There were so many women, aunts and great-aunts,
who'd buried husbands, dead from the wars, dead from the trauma
of accidents - the celerity of white pine turned and twisted,
split and shattered and descending from the sky, or under
the earth where the kettlebottoms, petrified tree stumps,
dropped from the roofs of mines to break a shoulder or stave
in a skull. The women watched their children be hobbled by rickets, go deaf from untreated ear infections. They knew
what it was to live on corn bread, molasses, and scrap and see
their children eating dirt for the mineral it contained, and
after a time they turned a bend in life and their teeth went
bad, their lovely strong backs and shoulders grew humped
and stooped, their knuckles thickened from chores and cold,
and their cheeks and necks grew hollow.
The men in Henry's family, they were big, sprawling,
raw boned. They were angular, muscular, warlike and discontented.

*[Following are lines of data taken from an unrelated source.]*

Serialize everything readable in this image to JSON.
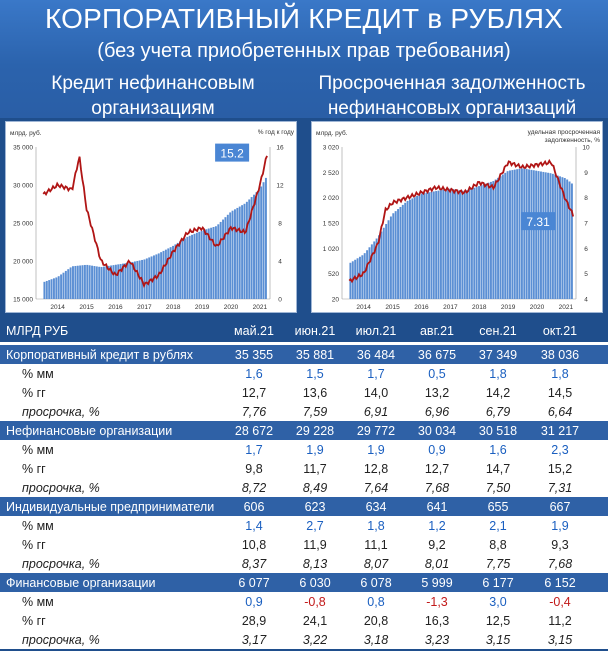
{
  "title": "КОРПОРАТИВНЫЙ КРЕДИТ в РУБЛЯХ",
  "subtitle": "(без учета приобретенных прав требования)",
  "chart_left_title": "Кредит нефинансовым организациям",
  "chart_right_title": "Просроченная задолженность нефинансовых организаций",
  "chart_data": [
    {
      "type": "bar",
      "ylabel": "млрд. руб.",
      "y2label": "% год к году",
      "ylim": [
        15000,
        35000
      ],
      "y2lim": [
        0,
        16
      ],
      "yticks": [
        "15 000",
        "20 000",
        "25 000",
        "30 000",
        "35 000"
      ],
      "y2ticks": [
        "0",
        "4",
        "8",
        "12",
        "16"
      ],
      "xticks": [
        "2014",
        "2015",
        "2016",
        "2017",
        "2018",
        "2019",
        "2020",
        "2021"
      ],
      "series": [
        {
          "kind": "bar",
          "x": [
            "2014-01",
            "2014-07",
            "2015-01",
            "2015-07",
            "2016-01",
            "2016-07",
            "2017-01",
            "2017-07",
            "2018-01",
            "2018-07",
            "2019-01",
            "2019-07",
            "2020-01",
            "2020-07",
            "2021-01",
            "2021-07",
            "2021-10"
          ],
          "values": [
            17200,
            17900,
            19300,
            19500,
            19200,
            19500,
            19800,
            20200,
            21000,
            22000,
            23200,
            24000,
            24600,
            26500,
            27600,
            29500,
            31217
          ]
        },
        {
          "kind": "line",
          "x": [
            "2014-01",
            "2014-07",
            "2015-01",
            "2015-04",
            "2015-07",
            "2016-01",
            "2016-07",
            "2017-01",
            "2017-07",
            "2018-01",
            "2018-07",
            "2019-01",
            "2019-07",
            "2020-01",
            "2020-07",
            "2021-01",
            "2021-07",
            "2021-10"
          ],
          "values": [
            11.0,
            12.0,
            11.5,
            15.0,
            9.5,
            4.0,
            2.5,
            4.0,
            1.5,
            2.5,
            5.0,
            7.0,
            7.5,
            5.5,
            7.5,
            7.0,
            12.0,
            15.2
          ]
        }
      ],
      "annotations": [
        "15.2"
      ]
    },
    {
      "type": "bar",
      "ylabel": "млрд. руб.",
      "y2label": "удельная просроченная задолженность, %",
      "ylim": [
        20,
        3020
      ],
      "y2lim": [
        4,
        10
      ],
      "yticks": [
        "20",
        "520",
        "1 020",
        "1 520",
        "2 020",
        "2 520",
        "3 020"
      ],
      "y2ticks": [
        "4",
        "5",
        "6",
        "7",
        "8",
        "9",
        "10"
      ],
      "xticks": [
        "2014",
        "2015",
        "2016",
        "2017",
        "2018",
        "2019",
        "2020",
        "2021"
      ],
      "series": [
        {
          "kind": "bar",
          "x": [
            "2014-01",
            "2014-07",
            "2015-01",
            "2015-07",
            "2016-01",
            "2016-07",
            "2017-01",
            "2017-07",
            "2018-01",
            "2018-07",
            "2019-01",
            "2019-07",
            "2020-01",
            "2020-07",
            "2021-01",
            "2021-07",
            "2021-10"
          ],
          "values": [
            720,
            900,
            1250,
            1700,
            1950,
            2100,
            2150,
            2200,
            2150,
            2250,
            2350,
            2550,
            2600,
            2550,
            2500,
            2400,
            2280
          ]
        },
        {
          "kind": "line",
          "x": [
            "2014-01",
            "2014-07",
            "2015-01",
            "2015-04",
            "2015-07",
            "2016-01",
            "2016-07",
            "2017-01",
            "2017-07",
            "2018-01",
            "2018-07",
            "2019-01",
            "2019-07",
            "2020-01",
            "2020-07",
            "2021-01",
            "2021-07",
            "2021-10"
          ],
          "values": [
            4.7,
            5.0,
            6.2,
            7.5,
            7.8,
            8.0,
            8.2,
            8.4,
            8.3,
            8.2,
            8.6,
            8.4,
            9.4,
            9.2,
            9.3,
            9.4,
            7.9,
            7.31
          ]
        }
      ],
      "annotations": [
        "7.31"
      ]
    }
  ],
  "table": {
    "head_label": "МЛРД РУБ",
    "months": [
      "май.21",
      "июн.21",
      "июл.21",
      "авг.21",
      "сен.21",
      "окт.21"
    ],
    "sections": [
      {
        "name": "Корпоративный кредит в рублях",
        "values": [
          "35 355",
          "35 881",
          "36 484",
          "36 675",
          "37 349",
          "38 036"
        ],
        "rows": [
          {
            "label": "% мм",
            "values": [
              "1,6",
              "1,5",
              "1,7",
              "0,5",
              "1,8",
              "1,8"
            ]
          },
          {
            "label": "% гг",
            "values": [
              "12,7",
              "13,6",
              "14,0",
              "13,2",
              "14,2",
              "14,5"
            ]
          },
          {
            "label": "просрочка, %",
            "values": [
              "7,76",
              "7,59",
              "6,91",
              "6,96",
              "6,79",
              "6,64"
            ]
          }
        ]
      },
      {
        "name": "Нефинансовые организации",
        "values": [
          "28 672",
          "29 228",
          "29 772",
          "30 034",
          "30 518",
          "31 217"
        ],
        "rows": [
          {
            "label": "% мм",
            "values": [
              "1,7",
              "1,9",
              "1,9",
              "0,9",
              "1,6",
              "2,3"
            ]
          },
          {
            "label": "% гг",
            "values": [
              "9,8",
              "11,7",
              "12,8",
              "12,7",
              "14,7",
              "15,2"
            ]
          },
          {
            "label": "просрочка, %",
            "values": [
              "8,72",
              "8,49",
              "7,64",
              "7,68",
              "7,50",
              "7,31"
            ]
          }
        ]
      },
      {
        "name": "Индивидуальные предприниматели",
        "values": [
          "606",
          "623",
          "634",
          "641",
          "655",
          "667"
        ],
        "rows": [
          {
            "label": "% мм",
            "values": [
              "1,4",
              "2,7",
              "1,8",
              "1,2",
              "2,1",
              "1,9"
            ]
          },
          {
            "label": "% гг",
            "values": [
              "10,8",
              "11,9",
              "11,1",
              "9,2",
              "8,8",
              "9,3"
            ]
          },
          {
            "label": "просрочка, %",
            "values": [
              "8,37",
              "8,13",
              "8,07",
              "8,01",
              "7,75",
              "7,68"
            ]
          }
        ]
      },
      {
        "name": "Финансовые организации",
        "values": [
          "6 077",
          "6 030",
          "6 078",
          "5 999",
          "6 177",
          "6 152"
        ],
        "rows": [
          {
            "label": "% мм",
            "values": [
              "0,9",
              "-0,8",
              "0,8",
              "-1,3",
              "3,0",
              "-0,4"
            ]
          },
          {
            "label": "% гг",
            "values": [
              "28,9",
              "24,1",
              "20,8",
              "16,3",
              "12,5",
              "11,2"
            ]
          },
          {
            "label": "просрочка, %",
            "values": [
              "3,17",
              "3,22",
              "3,18",
              "3,23",
              "3,15",
              "3,15"
            ]
          }
        ]
      }
    ]
  },
  "colors": {
    "bar": "#5b8fd4",
    "line": "#b01515",
    "badge": "#4a86d4",
    "negative": "#c21a1a",
    "positive": "#1a5fc0"
  }
}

They farmed and mined and logged and framed
out houses and worked the shipyards, and they quarreled
beyond reconciliation and then it would be forgotten. From
them Henry learned the stories of his grandfather and his
old uncles. He learned that if any one of them was threatened
they would descend with all stealth and fury, with gun or
knife or torch or dynamite. They were a family relentless in
their hatreds.
It was in one of those newspapers where they read that
Uncle Golden died by his own hand after an eight-hour
standoff along the highway. There'd been a high-speed
chase,
reaching ninety miles an hour, until finally he lost control
and went off the road. He lay in the wreck the whole time
threatening to shoot anyone who came near and finally put
the gun to his own head. In the newspaper, it never said why.

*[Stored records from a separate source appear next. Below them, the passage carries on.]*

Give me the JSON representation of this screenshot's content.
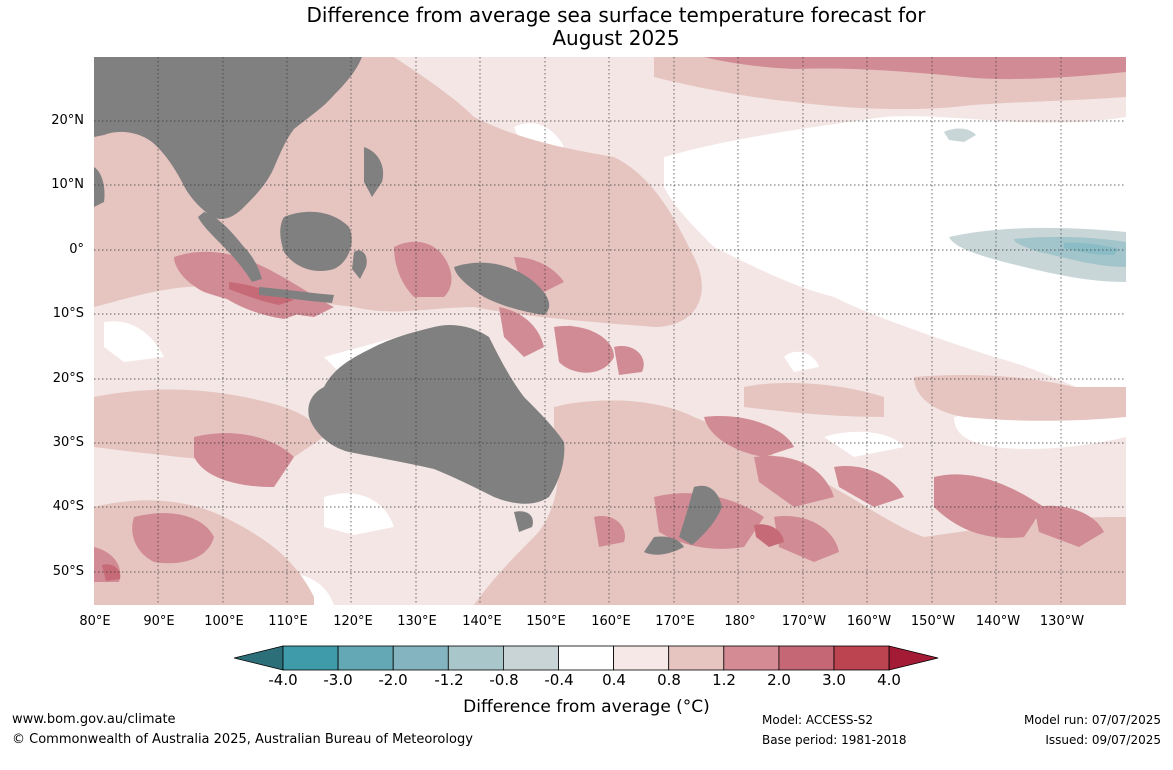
{
  "title": {
    "line1": "Difference from average sea surface temperature forecast for",
    "line2": "August 2025"
  },
  "map": {
    "latitude_labels": [
      "20°N",
      "10°N",
      "0°",
      "10°S",
      "20°S",
      "30°S",
      "40°S",
      "50°S"
    ],
    "longitude_labels": [
      "80°E",
      "90°E",
      "100°E",
      "110°E",
      "120°E",
      "130°E",
      "140°E",
      "150°E",
      "160°E",
      "170°E",
      "180°",
      "170°W",
      "160°W",
      "150°W",
      "140°W",
      "130°W"
    ],
    "colors": {
      "land": "#808080",
      "warm_weak": "#f3e6e4",
      "warm_mid": "#e6c5c1",
      "warm_strong": "#d18b95",
      "warm_stronger": "#c66a78",
      "cool_weak": "#c9d6d8",
      "cool_mid": "#a2c4cb",
      "cool_strong": "#8abcc6",
      "neutral": "#ffffff"
    }
  },
  "colorbar": {
    "tick_labels": [
      "-4.0",
      "-3.0",
      "-2.0",
      "-1.2",
      "-0.8",
      "-0.4",
      "0.4",
      "0.8",
      "1.2",
      "2.0",
      "3.0",
      "4.0"
    ],
    "segment_colors": [
      "#3f9ba9",
      "#64a8b5",
      "#84b4bf",
      "#a9c6ca",
      "#c8d4d6",
      "#ffffff",
      "#f5e8e6",
      "#e6c5c0",
      "#d58b93",
      "#c56774",
      "#bc4350"
    ],
    "low_arrow_color": "#2d6f78",
    "high_arrow_color": "#a31b34",
    "label": "Difference from average (°C)"
  },
  "footer": {
    "website": "www.bom.gov.au/climate",
    "copyright": "© Commonwealth of Australia 2025, Australian Bureau of Meteorology",
    "model": "Model: ACCESS-S2",
    "base_period": "Base period: 1981-2018",
    "model_run": "Model run: 07/07/2025",
    "issued": "Issued: 09/07/2025"
  }
}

But for the most, they were homesick castaway men who
worked in the shipyards in Norfolk, men who built the
Golden Gate Bridge, Boulder Dam, the Holland Tunnel. They
smoked Lucky Strike and Camel cigarettes and carried them
rolled in the sleeves of their T-shirts.
They drove old Pontiacs that chugged exhaust fumes and they moved as tender and wary animals. They were polite and solicitous of Clemmie. They'd ask her of the Captain as if they were supplicants and she the last of the blessed, and as the years passed and as
Henry grew older, one by one, they disappeared.